A noite e eu num ágape de solidão.
A noite provocando prazeres e desenhando com estrelas uma realidade mais colorida, de onde provém fluidos únicos de bem-estar e um estado quase feliz.
Sem você, mas quase feliz.
Sem você, mas pela primeira vez, plena de mim.

(década de 90)

quarta-feira, 30 de maio de 2012

Ensaio e retalhos

ENSAIO
Há muitos anos tenho o hábito de colocar no papel meus pensamentos. Passados os anos, o papel perdeu seu sentido e tais pensamentos foram parar na telinha do computador. Mas tudo começa igual: uma folha branca, uma tela vazia. E aí começam a pipocar sentimentos e verdades que insistem em se eternizar. Ganham forma, ganham força. E muitas vezes ganham um sentido maior do que realmente tem. Mas é daí que provém a mágica dessa arte. Escrever é viver o sentido íntimo da palavra. É empalar no acúleo máximo dos meus sentidos. É delinear emoções. É colorir o cotidiano. É reinventar o óbvio. É maquiar o feio. É criar o improvável, copiar o provável. É também mostrar a realidade. Nua e tua. É reviver cada momento esquecido, ora vivido e daqui pra diante sacramentado. Na verdade, é um ensaio. Ensaio de devaneios, verdades, bobagens.
Apenas ensaio...e ponto.

RETALHOS
Fragmentos. Pedaços. Momentos. Instantes. Talhos.
Uma colcha que vai sendo confeccionada aos poucos, tecida com preciosas impressões, costurada com valiosas e precisas linhas. Linhas do tempo. Tempo que soa, ecoa, e me prova que nada é à toa. Uma riqueza de detalhes que juntos vão desenhando uma história. História de muitas gentes, relatos apaixonados, falas engasgadas, verdades vomitadas. Luxo e lixo. Escandalosas verdades. Instigantes reportagens.
Sim, retalhos.
E assim eu sigo, três pontinhos...

quarta-feira, 25 de abril de 2012

Outono



E quando a retórica começa a ficar gasta, procuro no fundo do ser palavras que possam alcançar a amplitude do outro ser. Que sejam capazes de promover espanto. Que façam sinos tocarem. Corações verdejarem. Sensações aflorarem. Horizontes se modificarem. Porque palavras podem mudar um mundo. Uma vida. Um sonho. Uma despedida. Mesmo aquelas palavras cansadas que, como as folhas de outono, deitam-se no chão para enfeitar a paisagem.
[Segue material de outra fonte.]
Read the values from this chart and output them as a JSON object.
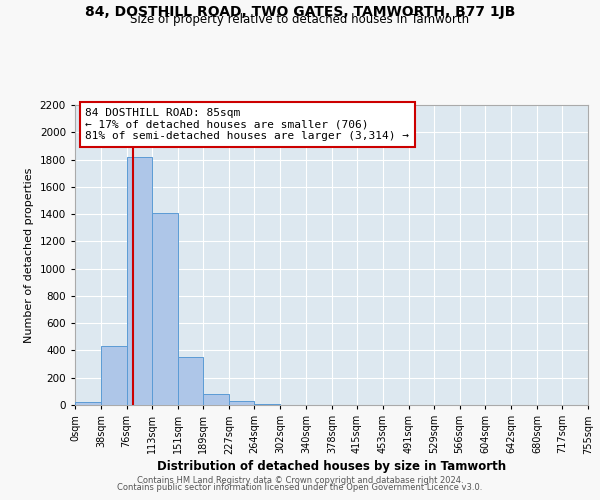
{
  "title": "84, DOSTHILL ROAD, TWO GATES, TAMWORTH, B77 1JB",
  "subtitle": "Size of property relative to detached houses in Tamworth",
  "xlabel": "Distribution of detached houses by size in Tamworth",
  "ylabel": "Number of detached properties",
  "bin_edges": [
    0,
    38,
    76,
    113,
    151,
    189,
    227,
    264,
    302,
    340,
    378,
    415,
    453,
    491,
    529,
    566,
    604,
    642,
    680,
    717,
    755
  ],
  "bin_labels": [
    "0sqm",
    "38sqm",
    "76sqm",
    "113sqm",
    "151sqm",
    "189sqm",
    "227sqm",
    "264sqm",
    "302sqm",
    "340sqm",
    "378sqm",
    "415sqm",
    "453sqm",
    "491sqm",
    "529sqm",
    "566sqm",
    "604sqm",
    "642sqm",
    "680sqm",
    "717sqm",
    "755sqm"
  ],
  "bar_heights": [
    20,
    430,
    1820,
    1410,
    350,
    80,
    30,
    5,
    0,
    0,
    0,
    0,
    0,
    0,
    0,
    0,
    0,
    0,
    0,
    0
  ],
  "bar_color": "#aec6e8",
  "bar_edgecolor": "#5b9bd5",
  "vline_color": "#cc0000",
  "vline_x": 85,
  "annotation_title": "84 DOSTHILL ROAD: 85sqm",
  "annotation_line1": "← 17% of detached houses are smaller (706)",
  "annotation_line2": "81% of semi-detached houses are larger (3,314) →",
  "annotation_box_color": "#ffffff",
  "annotation_box_edgecolor": "#cc0000",
  "ylim": [
    0,
    2200
  ],
  "yticks": [
    0,
    200,
    400,
    600,
    800,
    1000,
    1200,
    1400,
    1600,
    1800,
    2000,
    2200
  ],
  "plot_bg_color": "#dde8f0",
  "fig_bg_color": "#f8f8f8",
  "footer1": "Contains HM Land Registry data © Crown copyright and database right 2024.",
  "footer2": "Contains public sector information licensed under the Open Government Licence v3.0."
}
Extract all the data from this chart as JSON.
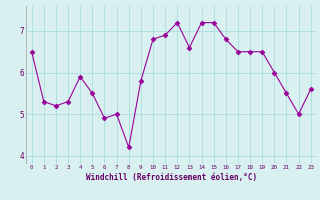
{
  "x": [
    0,
    1,
    2,
    3,
    4,
    5,
    6,
    7,
    8,
    9,
    10,
    11,
    12,
    13,
    14,
    15,
    16,
    17,
    18,
    19,
    20,
    21,
    22,
    23
  ],
  "y": [
    6.5,
    5.3,
    5.2,
    5.3,
    5.9,
    5.5,
    4.9,
    5.0,
    4.2,
    5.8,
    6.8,
    6.9,
    7.2,
    6.6,
    7.2,
    7.2,
    6.8,
    6.5,
    6.5,
    6.5,
    6.0,
    5.5,
    5.0,
    5.6
  ],
  "line_color": "#990099",
  "marker": "D",
  "marker_size": 2.5,
  "bg_color": "#d9f0f0",
  "grid_color": "#aadddd",
  "xlabel": "Windchill (Refroidissement éolien,°C)",
  "xlabel_color": "#660066",
  "tick_color": "#660066",
  "ylim": [
    3.8,
    7.6
  ],
  "xlim": [
    -0.5,
    23.5
  ],
  "yticks": [
    4,
    5,
    6,
    7
  ],
  "xticks": [
    0,
    1,
    2,
    3,
    4,
    5,
    6,
    7,
    8,
    9,
    10,
    11,
    12,
    13,
    14,
    15,
    16,
    17,
    18,
    19,
    20,
    21,
    22,
    23
  ],
  "figsize": [
    3.2,
    2.0
  ],
  "dpi": 100
}
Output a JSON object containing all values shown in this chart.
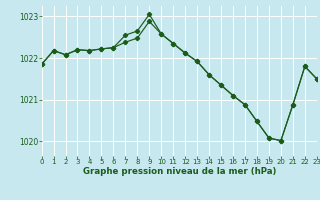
{
  "title": "Graphe pression niveau de la mer (hPa)",
  "bg_color": "#c8e8f0",
  "grid_color": "#ffffff",
  "line_color": "#1a5c1a",
  "xlim": [
    0,
    23
  ],
  "ylim": [
    1019.65,
    1023.25
  ],
  "yticks": [
    1020,
    1021,
    1022,
    1023
  ],
  "xticks": [
    0,
    1,
    2,
    3,
    4,
    5,
    6,
    7,
    8,
    9,
    10,
    11,
    12,
    13,
    14,
    15,
    16,
    17,
    18,
    19,
    20,
    21,
    22,
    23
  ],
  "line1": [
    1021.85,
    1022.18,
    1022.08,
    1022.2,
    1022.18,
    1022.22,
    1022.25,
    1022.55,
    1022.65,
    1023.05,
    1022.58,
    1022.35,
    1022.12,
    1021.92,
    1021.6,
    1021.35,
    1021.1,
    1020.88,
    1020.48,
    1020.08,
    1020.02,
    1020.88,
    1021.8,
    1021.5
  ],
  "line2": [
    1021.85,
    1022.18,
    1022.08,
    1022.2,
    1022.18,
    1022.22,
    1022.25,
    1022.38,
    1022.48,
    1022.88,
    1022.58,
    1022.35,
    1022.12,
    1021.92,
    1021.6,
    1021.35,
    1021.1,
    1020.88,
    1020.48,
    1020.08,
    1020.02,
    1020.88,
    1021.8,
    1021.5
  ]
}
terça-feira, 24 de abril de 2012

Todo dia ao deitar

Todo dia ao deitar refaço o caminho que o dia cursou. Seja ele bom ou ruim. Feliz ou penoso. Só assim, sentindo de novo, posso realmente absorvê-lo de fato. E coisas que me escaparam parecem ganhar luz própria. E tantas palavras ganham novos significados quando no silêncio da alma percebo o que realmente elas queriam dizer. Foi refazendo trajetórias que, tantas vezes, percebi enganos cometidos no meu dia. Palavras que queria ter dito e não saíram. Ações que podiam se tornar reais e ficaram apenas na intenção. Refazer trajetórias me permite ter um novo-próximo-dia cheio de possibilidades conscientes. Por mais que a noite escura ofereça labirintos tortuosos, por mais que sonhos virem pesadelos... quando o dia amanhece é possível imprimir no mapa da vida, com tinta perene, aprendizados significativos. Refazer trajetórias me permite ser dominada pela verdade das minhas palavras.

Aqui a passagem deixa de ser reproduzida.